When casting was initially announced I remember being disappointed at the assignment of a mezzo-soprano for Verdi’s Lady. Not that I haven’t heard that happen before but it’s rare when you hear even a soprano with the range and technical skills to pull it off let alone a singer who rarely comes closer to the top of the staff than the occasional A-natural. Ekaterina Semenchuk needed no apologies in the role.
Once she was past an initial moment of approximatura on her first downward roulade in the recitative she proceeded to pile drive through ‘Vieni! t’affretta!’ with the most flagrant display of chest voice it has every been my pleasure to hear. The top was never, ever, tense or edgy and she was spot on in the multitude of staccatos sprinkled throughout the role. Spine tingling in both the central section of “La luce langue” and the repeat of the drinking song during the banquet scene, she pared down to an amazing pianissimo that carried perfectly into the theater.
During the sleepwalking scene she had all of the various dynamics at her command and went straight up, with ease, to the D-flat and came back down and no one’s oxygen masks had to be deployed for emergencies. She commanded the stage with broad theatrical gestures that she wore well along with the various gowns and cloaks. (I love a singer who knows how to handle a cape!)
But the real reason we’re enjoying all this sound and fury is so that Maestro Domingo can enjoy his hour upon the stage and be heard yet more and more. Since he has never been the kind of celebrity who hides his age with hair dye, it was something of a surprise to see him take the stage with a full head of shoulder length hair, looking 50 again.
The other intriguing thing about hearing a tenor in this role is that Domingo has always had an uncommonly ardent and sincere sound to his voice. He’s the only Macbeth I’ve ever heard who starts out actually sounding innocent. Especially later in “Fatal me donna” with Lady he’s really being talked into it.
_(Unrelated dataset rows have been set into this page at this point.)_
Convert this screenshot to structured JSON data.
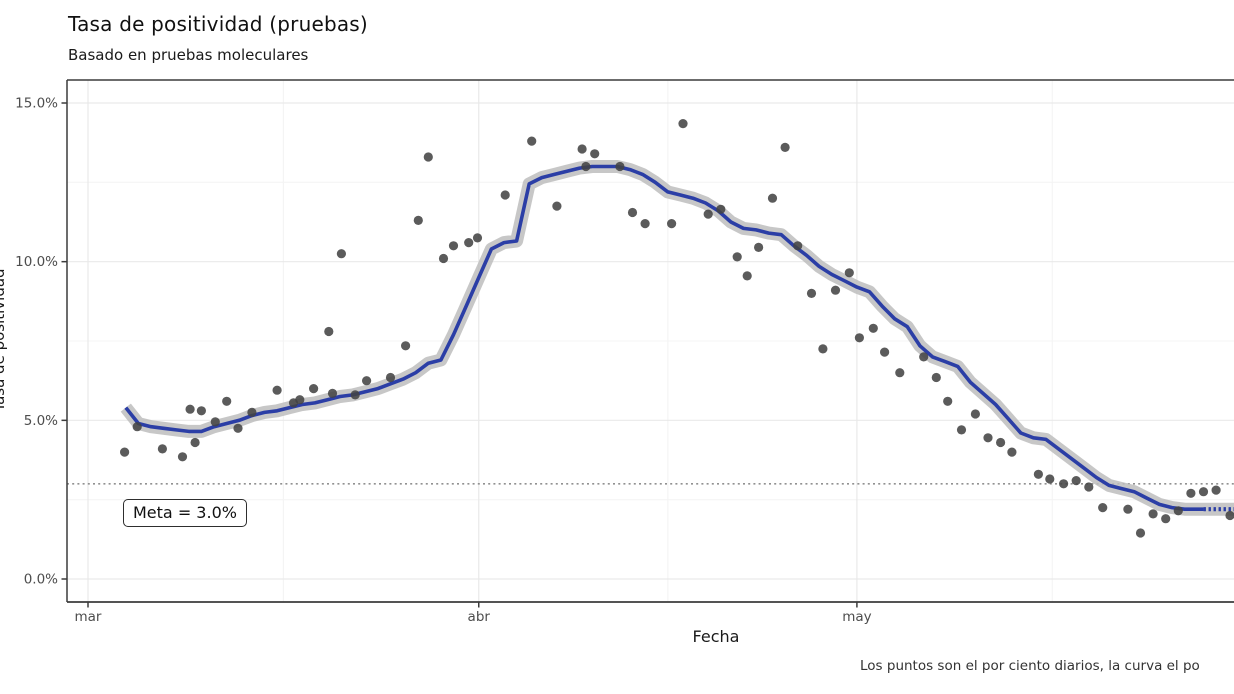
{
  "title": "Tasa de positividad (pruebas)",
  "subtitle": "Basado en pruebas moleculares",
  "x_axis_label": "Fecha",
  "y_axis_label": "Tasa de positividad",
  "caption": "Los puntos son el por ciento diarios, la curva el po",
  "annotation": {
    "meta_label": "Meta = 3.0%",
    "meta_value_pct": 3.0
  },
  "colors": {
    "trend": "#2b3ea6",
    "band": "#bdbdbd",
    "points": "#434343",
    "target": "#919191",
    "grid_major": "#e9e9e9",
    "grid_minor": "#f4f4f4",
    "axis": "#3c3c3c",
    "tick_text": "#4d4d4d"
  },
  "chart_data": {
    "type": "scatter",
    "title": "Tasa de positividad (pruebas)",
    "subtitle": "Basado en pruebas moleculares",
    "xlabel": "Fecha",
    "ylabel": "Tasa de positividad",
    "x_unit": "days since Mar 1",
    "ylim": [
      -0.85,
      15.75
    ],
    "xlim_days": [
      -1.7,
      91
    ],
    "grid": true,
    "y_ticks": [
      {
        "label": "0.0%",
        "value": 0
      },
      {
        "label": "5.0%",
        "value": 5
      },
      {
        "label": "10.0%",
        "value": 10
      },
      {
        "label": "15.0%",
        "value": 15
      }
    ],
    "y_minor": [
      2.5,
      7.5,
      12.5
    ],
    "x_ticks": [
      {
        "label": "mar",
        "day": 0
      },
      {
        "label": "abr",
        "day": 31
      },
      {
        "label": "may",
        "day": 61
      }
    ],
    "x_minor_days": [
      15.5,
      46,
      76.5
    ],
    "target_line": {
      "value": 3.0,
      "style": "dotted",
      "label": "Meta = 3.0%"
    },
    "series": [
      {
        "name": "por-ciento-diario",
        "type": "scatter",
        "points": [
          [
            2.9,
            4.0
          ],
          [
            3.9,
            4.8
          ],
          [
            5.9,
            4.1
          ],
          [
            7.5,
            3.85
          ],
          [
            8.1,
            5.35
          ],
          [
            8.5,
            4.3
          ],
          [
            9.0,
            5.3
          ],
          [
            10.1,
            4.95
          ],
          [
            11.0,
            5.6
          ],
          [
            11.9,
            4.75
          ],
          [
            13.0,
            5.25
          ],
          [
            15.0,
            5.95
          ],
          [
            16.3,
            5.55
          ],
          [
            16.8,
            5.65
          ],
          [
            17.9,
            6.0
          ],
          [
            19.1,
            7.8
          ],
          [
            19.4,
            5.85
          ],
          [
            20.1,
            10.25
          ],
          [
            21.2,
            5.8
          ],
          [
            22.1,
            6.25
          ],
          [
            24.0,
            6.35
          ],
          [
            25.2,
            7.35
          ],
          [
            26.2,
            11.3
          ],
          [
            27.0,
            13.3
          ],
          [
            28.2,
            10.1
          ],
          [
            29.0,
            10.5
          ],
          [
            30.2,
            10.6
          ],
          [
            30.9,
            10.75
          ],
          [
            33.1,
            12.1
          ],
          [
            35.2,
            13.8
          ],
          [
            37.2,
            11.75
          ],
          [
            39.2,
            13.55
          ],
          [
            39.5,
            13.0
          ],
          [
            40.2,
            13.4
          ],
          [
            42.2,
            13.0
          ],
          [
            43.2,
            11.55
          ],
          [
            44.2,
            11.2
          ],
          [
            46.3,
            11.2
          ],
          [
            47.2,
            14.35
          ],
          [
            49.2,
            11.5
          ],
          [
            50.2,
            11.65
          ],
          [
            51.5,
            10.15
          ],
          [
            52.3,
            9.55
          ],
          [
            53.2,
            10.45
          ],
          [
            54.3,
            12.0
          ],
          [
            55.3,
            13.6
          ],
          [
            56.3,
            10.5
          ],
          [
            57.4,
            9.0
          ],
          [
            58.3,
            7.25
          ],
          [
            59.3,
            9.1
          ],
          [
            60.4,
            9.65
          ],
          [
            61.2,
            7.6
          ],
          [
            62.3,
            7.9
          ],
          [
            63.2,
            7.15
          ],
          [
            64.4,
            6.5
          ],
          [
            66.3,
            7.0
          ],
          [
            67.3,
            6.35
          ],
          [
            68.2,
            5.6
          ],
          [
            69.3,
            4.7
          ],
          [
            70.4,
            5.2
          ],
          [
            71.4,
            4.45
          ],
          [
            72.4,
            4.3
          ],
          [
            73.3,
            4.0
          ],
          [
            75.4,
            3.3
          ],
          [
            76.3,
            3.15
          ],
          [
            77.4,
            3.0
          ],
          [
            78.4,
            3.1
          ],
          [
            79.4,
            2.9
          ],
          [
            80.5,
            2.25
          ],
          [
            82.5,
            2.2
          ],
          [
            83.5,
            1.45
          ],
          [
            84.5,
            2.05
          ],
          [
            85.5,
            1.9
          ],
          [
            86.5,
            2.15
          ],
          [
            87.5,
            2.7
          ],
          [
            88.5,
            2.75
          ],
          [
            89.5,
            2.8
          ],
          [
            90.6,
            2.0
          ]
        ]
      },
      {
        "name": "curva-promedio-movil",
        "type": "line+band",
        "dash_tail_from": 88.5,
        "points": [
          [
            3,
            5.4
          ],
          [
            4,
            4.9
          ],
          [
            5,
            4.8
          ],
          [
            6,
            4.75
          ],
          [
            7,
            4.7
          ],
          [
            8,
            4.65
          ],
          [
            9,
            4.65
          ],
          [
            10,
            4.8
          ],
          [
            11,
            4.9
          ],
          [
            12,
            5.0
          ],
          [
            13,
            5.15
          ],
          [
            14,
            5.25
          ],
          [
            15,
            5.3
          ],
          [
            16,
            5.4
          ],
          [
            17,
            5.5
          ],
          [
            18,
            5.55
          ],
          [
            19,
            5.65
          ],
          [
            20,
            5.75
          ],
          [
            21,
            5.8
          ],
          [
            22,
            5.9
          ],
          [
            23,
            6.0
          ],
          [
            24,
            6.15
          ],
          [
            25,
            6.3
          ],
          [
            26,
            6.5
          ],
          [
            27,
            6.8
          ],
          [
            28,
            6.9
          ],
          [
            29,
            7.7
          ],
          [
            30,
            8.6
          ],
          [
            31,
            9.5
          ],
          [
            32,
            10.4
          ],
          [
            33,
            10.6
          ],
          [
            34,
            10.65
          ],
          [
            35,
            12.45
          ],
          [
            36,
            12.65
          ],
          [
            37,
            12.75
          ],
          [
            38,
            12.85
          ],
          [
            39,
            12.95
          ],
          [
            40,
            13.0
          ],
          [
            41,
            13.0
          ],
          [
            42,
            13.0
          ],
          [
            43,
            12.9
          ],
          [
            44,
            12.75
          ],
          [
            45,
            12.5
          ],
          [
            46,
            12.2
          ],
          [
            47,
            12.1
          ],
          [
            48,
            12.0
          ],
          [
            49,
            11.85
          ],
          [
            50,
            11.6
          ],
          [
            51,
            11.25
          ],
          [
            52,
            11.05
          ],
          [
            53,
            11.0
          ],
          [
            54,
            10.9
          ],
          [
            55,
            10.85
          ],
          [
            56,
            10.5
          ],
          [
            57,
            10.2
          ],
          [
            58,
            9.85
          ],
          [
            59,
            9.6
          ],
          [
            60,
            9.4
          ],
          [
            61,
            9.2
          ],
          [
            62,
            9.05
          ],
          [
            63,
            8.6
          ],
          [
            64,
            8.2
          ],
          [
            65,
            7.95
          ],
          [
            66,
            7.35
          ],
          [
            67,
            7.0
          ],
          [
            68,
            6.85
          ],
          [
            69,
            6.7
          ],
          [
            70,
            6.2
          ],
          [
            71,
            5.85
          ],
          [
            72,
            5.5
          ],
          [
            73,
            5.05
          ],
          [
            74,
            4.6
          ],
          [
            75,
            4.45
          ],
          [
            76,
            4.4
          ],
          [
            77,
            4.1
          ],
          [
            78,
            3.8
          ],
          [
            79,
            3.5
          ],
          [
            80,
            3.2
          ],
          [
            81,
            2.95
          ],
          [
            82,
            2.85
          ],
          [
            83,
            2.75
          ],
          [
            84,
            2.55
          ],
          [
            85,
            2.35
          ],
          [
            86,
            2.25
          ],
          [
            87,
            2.2
          ],
          [
            88,
            2.2
          ],
          [
            89,
            2.2
          ],
          [
            90,
            2.2
          ],
          [
            91,
            2.2
          ]
        ]
      }
    ]
  }
}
Later in the evening when Domingo’s given himself over to the dark side you have to take his word for it because there’s just no malevolence in his timbre. At his current age of 75 it’s an astonishment that the voice itself has actually gained in resonance. True, he’s working harder at it than before. And he had a moment or two where his memory failed him but he knows how to cover better than anyone I’ve ever seen.
Two other things brought the majority of the excitement to this performance. In spite of what would be called Mr. Tresnjak’s conventional work here he does know how to keep a show moving and this production played seamlessly within its acts. He allowed for, and gave his performers, all their moments for audience recognition, thus cannily building the public’s reaction to the point where by the banquet scene (the evening played with one intermission) the audience was in a veritable frenzy at the end of Act II. The finale was capped by 15 minutes of curtain calls from a Los Angeles audience that normally bolts for the parking lot the moment the show is over.
The other reason was the work of the chorus. Though they numbered only 52, thanks to some strong young voices and the set’sdoing double duty as a band shell, they sounded easily like one hundred. In a work this chorus-heavy it was a thrilling and mighty sound to hear. For the chorus of the refugees “Patria oppressa” Tresnjak had the them huddled up towards the front of the stage while a lighting effect gave the impression of a river bank. A sole abandoned child sat center stage staring out in shock at nothing. They sang as one voice and matched each other’s dynamics flawlessly.
Performances run through the middle of October with Ildebrando D’Arcangelo stepping into Banquo’s boots for the last two. The performance of the 13 October is being streamed live on a jumbotron to the Santa Monica Pier and South Gate Park which is becoming something of a tradition for LA Opera.